3. Spakuj jak profesjonalista
Jeśli jesteś podobny do mnie, pakowanie i przygotowanie do podróży naprawdę cię stresują. Wpatruję się w moją walizkę, zdziwiony tym, co mógłbym przynieść, w moim umyśle krąży wiele pomysłów na różne stroje. Zaczynam więc wkładać rzeczy do torby - jeden po drugim - aż się napełnią i będę mógł po prostu wcisnąć ją do środka. Potem docieram do miejsca przeznaczenia z domieszką z mojej garderoby, która nie działa. Poza tym zwykle zapominam o niezbędnym elemencie, takim jak szczoteczka do zębów, zmywacz do makijażu lub kostium kąpielowy - i nie ma nic gorszego niż konieczność zakupu niezbędnych rzeczy po przybyciu na miejsce.
Nie pozwól, aby decyzje związane z pakowaniem Cię zmęczyły, zanim jeszcze wyruszysz w podróż. Jedna wskazówka, którą uwielbiam, to korzystanie z podstawowej listy pakowania podczas przygotowywania. Na przykład Joan Didion trzymała taśmę w szafie podczas lat nieustannych relacji i podróży. I nawet nie musisz go tworzyć sam: bez względu na to, czy podróżujesz w weekend z ciepłą pogodą, miesięczne wakacje, czy czterodniową wędrówkę szlakiem Inków na Machu Picchu, znajdziesz listę, z której możesz skorzystać.

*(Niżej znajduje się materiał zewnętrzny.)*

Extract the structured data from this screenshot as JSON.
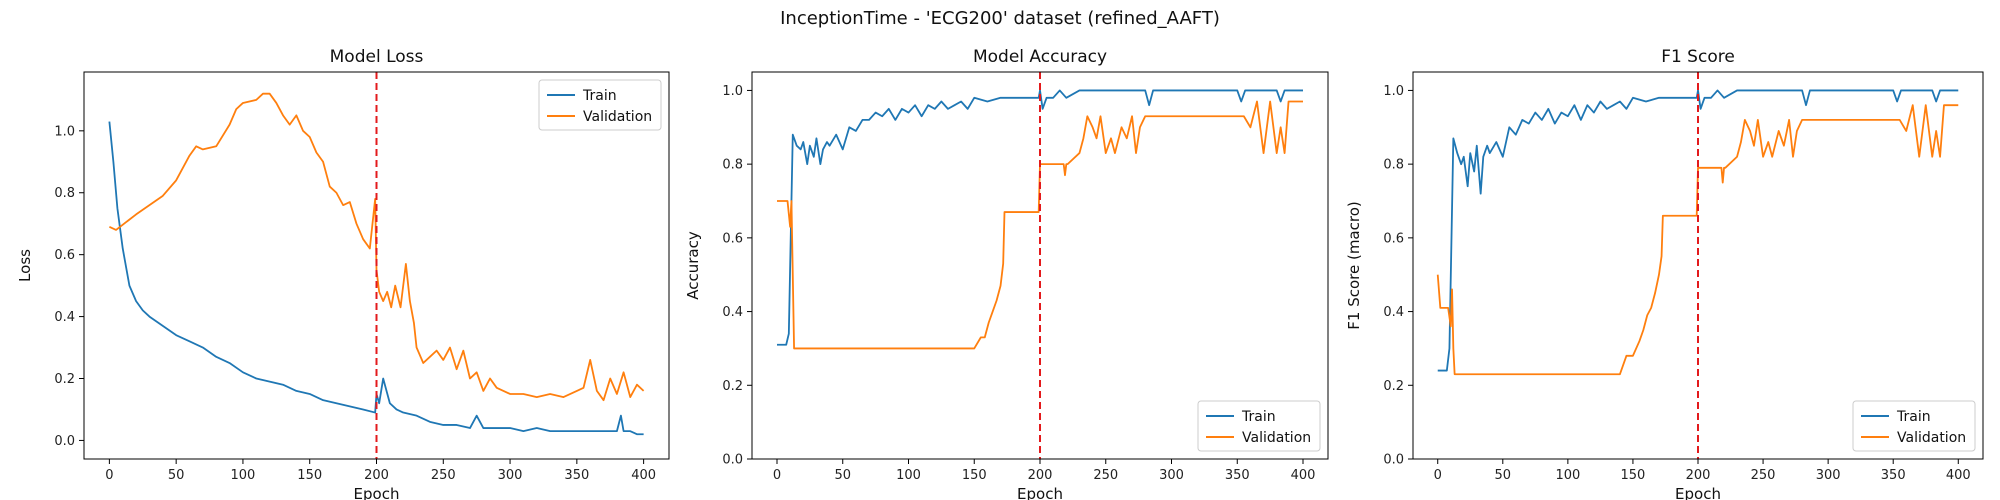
{
  "figure": {
    "suptitle": "InceptionTime - 'ECG200' dataset (refined_AAFT)"
  },
  "colors": {
    "train": "#1f77b4",
    "validation": "#ff7f0e",
    "marker": "#e31a1c"
  },
  "chart_data": [
    {
      "type": "line",
      "title": "Model Loss",
      "xlabel": "Epoch",
      "ylabel": "Loss",
      "xlim": [
        -19,
        419
      ],
      "ylim": [
        -0.06,
        1.19
      ],
      "xticks": [
        0,
        50,
        100,
        150,
        200,
        250,
        300,
        350,
        400
      ],
      "yticks": [
        0.0,
        0.2,
        0.4,
        0.6,
        0.8,
        1.0
      ],
      "ytick_format": 1,
      "grid": false,
      "legend": "upper right",
      "vline_x": 200,
      "series": [
        {
          "name": "Train",
          "x": [
            0,
            3,
            6,
            10,
            15,
            20,
            25,
            30,
            40,
            50,
            60,
            70,
            80,
            90,
            100,
            110,
            120,
            130,
            140,
            150,
            160,
            170,
            180,
            190,
            199,
            200,
            202,
            205,
            210,
            215,
            220,
            230,
            240,
            250,
            260,
            270,
            275,
            280,
            290,
            300,
            310,
            320,
            330,
            340,
            350,
            360,
            370,
            380,
            383,
            385,
            390,
            395,
            400
          ],
          "y": [
            1.03,
            0.9,
            0.75,
            0.62,
            0.5,
            0.45,
            0.42,
            0.4,
            0.37,
            0.34,
            0.32,
            0.3,
            0.27,
            0.25,
            0.22,
            0.2,
            0.19,
            0.18,
            0.16,
            0.15,
            0.13,
            0.12,
            0.11,
            0.1,
            0.09,
            0.15,
            0.12,
            0.2,
            0.12,
            0.1,
            0.09,
            0.08,
            0.06,
            0.05,
            0.05,
            0.04,
            0.08,
            0.04,
            0.04,
            0.04,
            0.03,
            0.04,
            0.03,
            0.03,
            0.03,
            0.03,
            0.03,
            0.03,
            0.08,
            0.03,
            0.03,
            0.02,
            0.02
          ]
        },
        {
          "name": "Validation",
          "x": [
            0,
            5,
            20,
            40,
            50,
            60,
            65,
            70,
            80,
            90,
            95,
            100,
            110,
            115,
            120,
            125,
            130,
            135,
            140,
            145,
            150,
            155,
            160,
            165,
            170,
            175,
            180,
            185,
            190,
            195,
            199,
            200,
            202,
            205,
            208,
            211,
            214,
            218,
            222,
            225,
            228,
            230,
            235,
            240,
            245,
            250,
            255,
            260,
            265,
            270,
            275,
            280,
            285,
            290,
            300,
            310,
            320,
            330,
            340,
            350,
            355,
            360,
            365,
            370,
            375,
            380,
            385,
            390,
            395,
            400
          ],
          "y": [
            0.69,
            0.68,
            0.73,
            0.79,
            0.84,
            0.92,
            0.95,
            0.94,
            0.95,
            1.02,
            1.07,
            1.09,
            1.1,
            1.12,
            1.12,
            1.09,
            1.05,
            1.02,
            1.05,
            1.0,
            0.98,
            0.93,
            0.9,
            0.82,
            0.8,
            0.76,
            0.77,
            0.7,
            0.65,
            0.62,
            0.78,
            0.55,
            0.48,
            0.45,
            0.48,
            0.43,
            0.5,
            0.43,
            0.57,
            0.45,
            0.38,
            0.3,
            0.25,
            0.27,
            0.29,
            0.26,
            0.3,
            0.23,
            0.29,
            0.2,
            0.22,
            0.16,
            0.2,
            0.17,
            0.15,
            0.15,
            0.14,
            0.15,
            0.14,
            0.16,
            0.17,
            0.26,
            0.16,
            0.13,
            0.2,
            0.15,
            0.22,
            0.14,
            0.18,
            0.16
          ]
        }
      ]
    },
    {
      "type": "line",
      "title": "Model Accuracy",
      "xlabel": "Epoch",
      "ylabel": "Accuracy",
      "xlim": [
        -19,
        419
      ],
      "ylim": [
        0.0,
        1.05
      ],
      "xticks": [
        0,
        50,
        100,
        150,
        200,
        250,
        300,
        350,
        400
      ],
      "yticks": [
        0.0,
        0.2,
        0.4,
        0.6,
        0.8,
        1.0
      ],
      "ytick_format": 1,
      "grid": false,
      "legend": "lower right",
      "vline_x": 200,
      "series": [
        {
          "name": "Train",
          "x": [
            0,
            7,
            9,
            12,
            15,
            18,
            20,
            23,
            25,
            28,
            30,
            33,
            35,
            38,
            40,
            45,
            50,
            55,
            60,
            65,
            70,
            75,
            80,
            85,
            90,
            95,
            100,
            105,
            110,
            115,
            120,
            125,
            130,
            135,
            140,
            145,
            150,
            160,
            170,
            180,
            190,
            199,
            200,
            202,
            205,
            210,
            215,
            220,
            230,
            240,
            250,
            260,
            270,
            280,
            283,
            286,
            290,
            300,
            320,
            340,
            350,
            353,
            356,
            360,
            380,
            383,
            386,
            400
          ],
          "y": [
            0.31,
            0.31,
            0.34,
            0.88,
            0.85,
            0.84,
            0.86,
            0.8,
            0.85,
            0.82,
            0.87,
            0.8,
            0.84,
            0.86,
            0.85,
            0.88,
            0.84,
            0.9,
            0.89,
            0.92,
            0.92,
            0.94,
            0.93,
            0.95,
            0.92,
            0.95,
            0.94,
            0.96,
            0.93,
            0.96,
            0.95,
            0.97,
            0.95,
            0.96,
            0.97,
            0.95,
            0.98,
            0.97,
            0.98,
            0.98,
            0.98,
            0.98,
            1.0,
            0.95,
            0.98,
            0.98,
            1.0,
            0.98,
            1.0,
            1.0,
            1.0,
            1.0,
            1.0,
            1.0,
            0.96,
            1.0,
            1.0,
            1.0,
            1.0,
            1.0,
            1.0,
            0.97,
            1.0,
            1.0,
            1.0,
            0.97,
            1.0,
            1.0
          ]
        },
        {
          "name": "Validation",
          "x": [
            0,
            5,
            8,
            10,
            11,
            12,
            13,
            14,
            16,
            140,
            150,
            155,
            158,
            161,
            164,
            167,
            170,
            172,
            173,
            199,
            200,
            210,
            218,
            219,
            220,
            221,
            230,
            233,
            236,
            240,
            243,
            246,
            250,
            254,
            257,
            262,
            266,
            270,
            273,
            276,
            280,
            290,
            300,
            310,
            320,
            340,
            355,
            360,
            365,
            370,
            375,
            380,
            383,
            386,
            389,
            391,
            392,
            400
          ],
          "y": [
            0.7,
            0.7,
            0.7,
            0.63,
            0.7,
            0.5,
            0.3,
            0.3,
            0.3,
            0.3,
            0.3,
            0.33,
            0.33,
            0.37,
            0.4,
            0.43,
            0.47,
            0.53,
            0.67,
            0.67,
            0.8,
            0.8,
            0.8,
            0.77,
            0.8,
            0.8,
            0.83,
            0.87,
            0.93,
            0.9,
            0.87,
            0.93,
            0.83,
            0.87,
            0.83,
            0.9,
            0.87,
            0.93,
            0.83,
            0.9,
            0.93,
            0.93,
            0.93,
            0.93,
            0.93,
            0.93,
            0.93,
            0.9,
            0.97,
            0.83,
            0.97,
            0.83,
            0.9,
            0.83,
            0.97,
            0.97,
            0.97,
            0.97
          ]
        }
      ]
    },
    {
      "type": "line",
      "title": "F1 Score",
      "xlabel": "Epoch",
      "ylabel": "F1 Score (macro)",
      "xlim": [
        -19,
        419
      ],
      "ylim": [
        0.0,
        1.05
      ],
      "xticks": [
        0,
        50,
        100,
        150,
        200,
        250,
        300,
        350,
        400
      ],
      "yticks": [
        0.0,
        0.2,
        0.4,
        0.6,
        0.8,
        1.0
      ],
      "ytick_format": 1,
      "grid": false,
      "legend": "lower right",
      "vline_x": 200,
      "series": [
        {
          "name": "Train",
          "x": [
            0,
            7,
            9,
            12,
            15,
            18,
            20,
            23,
            25,
            28,
            30,
            33,
            35,
            38,
            40,
            45,
            50,
            55,
            60,
            65,
            70,
            75,
            80,
            85,
            90,
            95,
            100,
            105,
            110,
            115,
            120,
            125,
            130,
            135,
            140,
            145,
            150,
            160,
            170,
            180,
            190,
            199,
            200,
            202,
            205,
            210,
            215,
            220,
            230,
            240,
            250,
            260,
            270,
            280,
            283,
            286,
            290,
            300,
            320,
            340,
            350,
            353,
            356,
            360,
            380,
            383,
            386,
            400
          ],
          "y": [
            0.24,
            0.24,
            0.3,
            0.87,
            0.83,
            0.8,
            0.82,
            0.74,
            0.83,
            0.78,
            0.85,
            0.72,
            0.82,
            0.85,
            0.83,
            0.86,
            0.82,
            0.9,
            0.88,
            0.92,
            0.91,
            0.94,
            0.92,
            0.95,
            0.91,
            0.94,
            0.93,
            0.96,
            0.92,
            0.96,
            0.94,
            0.97,
            0.95,
            0.96,
            0.97,
            0.95,
            0.98,
            0.97,
            0.98,
            0.98,
            0.98,
            0.98,
            1.0,
            0.95,
            0.98,
            0.98,
            1.0,
            0.98,
            1.0,
            1.0,
            1.0,
            1.0,
            1.0,
            1.0,
            0.96,
            1.0,
            1.0,
            1.0,
            1.0,
            1.0,
            1.0,
            0.97,
            1.0,
            1.0,
            1.0,
            0.97,
            1.0,
            1.0
          ]
        },
        {
          "name": "Validation",
          "x": [
            0,
            2,
            5,
            8,
            10,
            11,
            12,
            13,
            14,
            16,
            140,
            145,
            150,
            155,
            158,
            161,
            164,
            167,
            170,
            172,
            173,
            199,
            200,
            210,
            218,
            219,
            220,
            221,
            230,
            233,
            236,
            240,
            243,
            246,
            250,
            254,
            257,
            262,
            266,
            270,
            273,
            276,
            280,
            290,
            300,
            310,
            320,
            340,
            355,
            360,
            365,
            370,
            375,
            380,
            383,
            386,
            389,
            391,
            392,
            400
          ],
          "y": [
            0.5,
            0.41,
            0.41,
            0.41,
            0.36,
            0.46,
            0.3,
            0.23,
            0.23,
            0.23,
            0.23,
            0.28,
            0.28,
            0.32,
            0.35,
            0.39,
            0.41,
            0.45,
            0.5,
            0.55,
            0.66,
            0.66,
            0.79,
            0.79,
            0.79,
            0.75,
            0.79,
            0.79,
            0.82,
            0.86,
            0.92,
            0.89,
            0.85,
            0.92,
            0.82,
            0.86,
            0.82,
            0.89,
            0.85,
            0.92,
            0.82,
            0.89,
            0.92,
            0.92,
            0.92,
            0.92,
            0.92,
            0.92,
            0.92,
            0.89,
            0.96,
            0.82,
            0.96,
            0.82,
            0.89,
            0.82,
            0.96,
            0.96,
            0.96,
            0.96
          ]
        }
      ]
    }
  ]
}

Nie ma znaczenia, czy podróżujesz do Tajlandii czy Teaneck - wakacje mogą być stresujące z uwagi na fakt, że powinniśmy się dobrze bawić, kiedy tam dotrzemy. I choć nie ma przepisu na sukces, jeśli możesz obniżyć swoje oczekiwania, że podróż będzie idealna, zabrać potrzebne rzeczy i odłączyć się od biura przynajmniej przez część czasu, będziesz na najlepszej drodze do lepszego czas. Możesz nie być w stanie „zaplanować zabawy”, ale możesz przynajmniej ustawić dla niej scenę.